Tip 3: Acknowledge Your Changes

We often change so slowly we don’t recognize what’s happening. I wear my favorite jeans often. Then, one day I realize they are now holey and not wearable. Just yesterday, they were fine. Today? Not fine.

It’s the same things when things change for us physically, intellectually, or emotionally. Sometimes our changes are great. I vividly remember mastering intermediate swimming back when I was nine years old. I remember the first time I a computer program I wrote worked. I remember the first time I mastered my impatience in a work situation. These were all terrific changes.

Sometimes, our changes aren’t so hot. I also remember my losses when I had my first vertigo attack. That attack hit me physically with loss of balance, (temporary) loss of concentration, and the inevitable ups and downs dealing with surprising and immediate physical losses.
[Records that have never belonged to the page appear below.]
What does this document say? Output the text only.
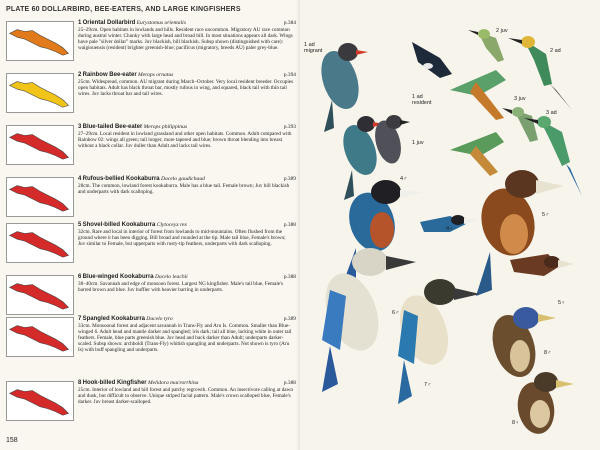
PLATE 60 DOLLARBIRD, BEE-EATERS, AND LARGE KINGFISHERS
1 Oriental Dollarbird Eurystomus orientalis
25–29cm. Open habitats in lowlands and hills. Resident race uncommon. Migratory AU race common during austral winter. Chunky with large head and broad bill. In most situations appears all dark. Wings have pale "silver dollar" marks. Juv blackish, bill blackish. Subsp shown (distinguished with care): waigiouensis (resident) brighter greenish-blue; pacificus (migratory, breeds AU) paler grey-blue.
p.384
2 Rainbow Bee-eater Merops ornatus
25cm. Widespread, common. AU migrant during March–October. Very local resident breeder. Occupies open habitats. Adult has black throat bar, mostly rufous in wing, and squared, black tail with thin tail wires. Juv lacks throat bar and tail wires.
p.394
3 Blue-tailed Bee-eater Merops philippinus
27–29cm. Local resident in lowland grassland and other open habitats. Common. Adult compared with Rainbow 02: wings all green; tail longer, more tapered and blue; brown throat blending into breast without a black collar. Juv duller than Adult and lacks tail wires.
p.393
4 Rufous-bellied Kookaburra Dacelo gaudichaud
28cm. The common, lowland forest kookaburra. Male has a blue tail. Female brown; Juv bill blackish and underparts with dark scalloping.
p.389
5 Shovel-billed Kookaburra Clytoceyx rex
32cm. Rare and local in interior of forest from lowlands to mid-mountains. Often flushed from the ground where it has been digging. Bill broad and rounded at the tip. Male tail blue, Female's brown; Juv similar to Female, but upperparts with rusty-tip feathers, underparts with dark scalloping.
p.388
6 Blue-winged Kookaburra Dacelo leachii
38–40cm. Savannah and edge of monsoon forest. Largest NG kingfisher. Male's tail blue, Female's barred brown and blue. Juv buffier with heavier barring in underparts.
p.388
7 Spangled Kookaburra Dacelo tyro
33cm. Monsoonal forest and adjacent savannah in Trans-Fly and Aru Is. Common. Smaller than Blue-winged 6. Adult head and mantle darker and spangled; iris dark; tail all blue, lacking white in outer tail feathers. Female, blue parts greenish blue. Juv head and back darker than Adult; underparts darker-scaled. Subsp shown: archboldi (Trans-Fly) whitish spangling and underparts. Not shown is tyro (Aru Is) with buff spangling and underparts.
p.389
8 Hook-billed Kingfisher Melidora macrorrhina
25cm. Interior of lowland and hill forest and patchy regrowth. Common. An insectivore calling at dawn and dusk, but difficult to observe. Unique striped facial pattern. Male's crown scalloped blue, Female's darker. Juv breast darker-scalloped.
p.388
158
1 ad migrant
1 ad resident
1 juv
2 ad
2 juv
3 juv
3 ad
4♂
4♀
5♂
5♀
6♂
7♂
8♂
8♀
We need to acknowledge our losses from change just as much as we celebrate our successes due to change.

How do you see your changes?

  • I gather quantitative data, as in Tip 2: See Your Reality.
  • I look for qualitative feedback, from myself and others. (When I started to fall because I was unstable from my vertigo, that was feedback! Not the kind of feedback I normally like to receive.)
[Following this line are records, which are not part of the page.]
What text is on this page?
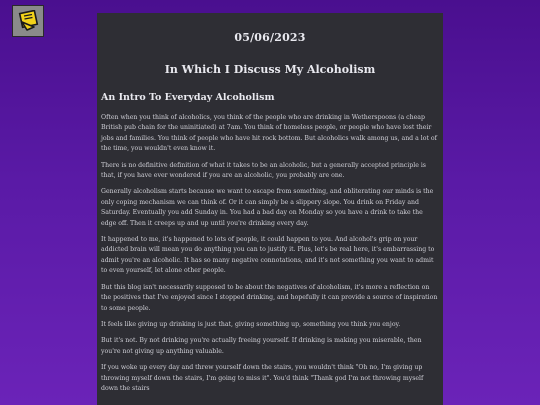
05/06/2023
In Which I Discuss My Alcoholism
An Intro To Everyday Alcoholism

Often when you think of alcoholics, you think of the people who are drinking in Wetherspoons (a cheap British pub chain for the uninitiated) at 7am. You think of homeless people, or people who have lost their jobs and families. You think of people who have hit rock bottom. But alcoholics walk among us, and a lot of the time, you wouldn't even know it.

There is no definitive definition of what it takes to be an alcoholic, but a generally accepted principle is that, if you have ever wondered if you are an alcoholic, you probably are one.

Generally alcoholism starts because we want to escape from something, and obliterating our minds is the only coping mechanism we can think of. Or it can simply be a slippery slope. You drink on Friday and Saturday. Eventually you add Sunday in. You had a bad day on Monday so you have a drink to take the edge off. Then it creeps up and up until you're drinking every day.

It happened to me, it's happened to lots of people, it could happen to you. And alcohol's grip on your addicted brain will mean you do anything you can to justify it. Plus, let's be real here, it's embarrassing to admit you're an alcoholic. It has so many negative connotations, and it's not something you want to admit to even yourself, let alone other people.

But this blog isn't necessarily supposed to be about the negatives of alcoholism, it's more a reflection on the positives that I've enjoyed since I stopped drinking, and hopefully it can provide a source of inspiration to some people.

It feels like giving up drinking is just that, giving something up, something you think you enjoy.

But it's not. By not drinking you're actually freeing yourself. If drinking is making you miserable, then you're not giving up anything valuable.

If you woke up every day and threw yourself down the stairs, you wouldn't think "Oh no, I'm giving up throwing myself down the stairs, I'm going to miss it". You'd think "Thank god I'm not throwing myself down the stairs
Some changes are easy to see. Seeing holes in my jeans one day? Easy to see. Disappointing, but easy.

Seeing my capabilities grow incrementally day by day? Not easy to see. I practice many things, such as my writing. I find those small changes difficult to track. “All of a sudden,” I have mastered something new. Well, it’s not one-day mastery. It’s a product of all of those small changes.

I also have trouble seeing small losses every day, whether those are weight losses (good!) or balance losses (bad).

Discovering the data, both qualitative and quantitative is key for me to acknowledge the change.

Here’s why it’s so important to acknowledge our changes. We can manage many situations, as long as we see them for what they are. Without seeing our reality, we can’t acknowledge our gains and losses.

And, once we acknowledge our changes, we can choose what to do about them.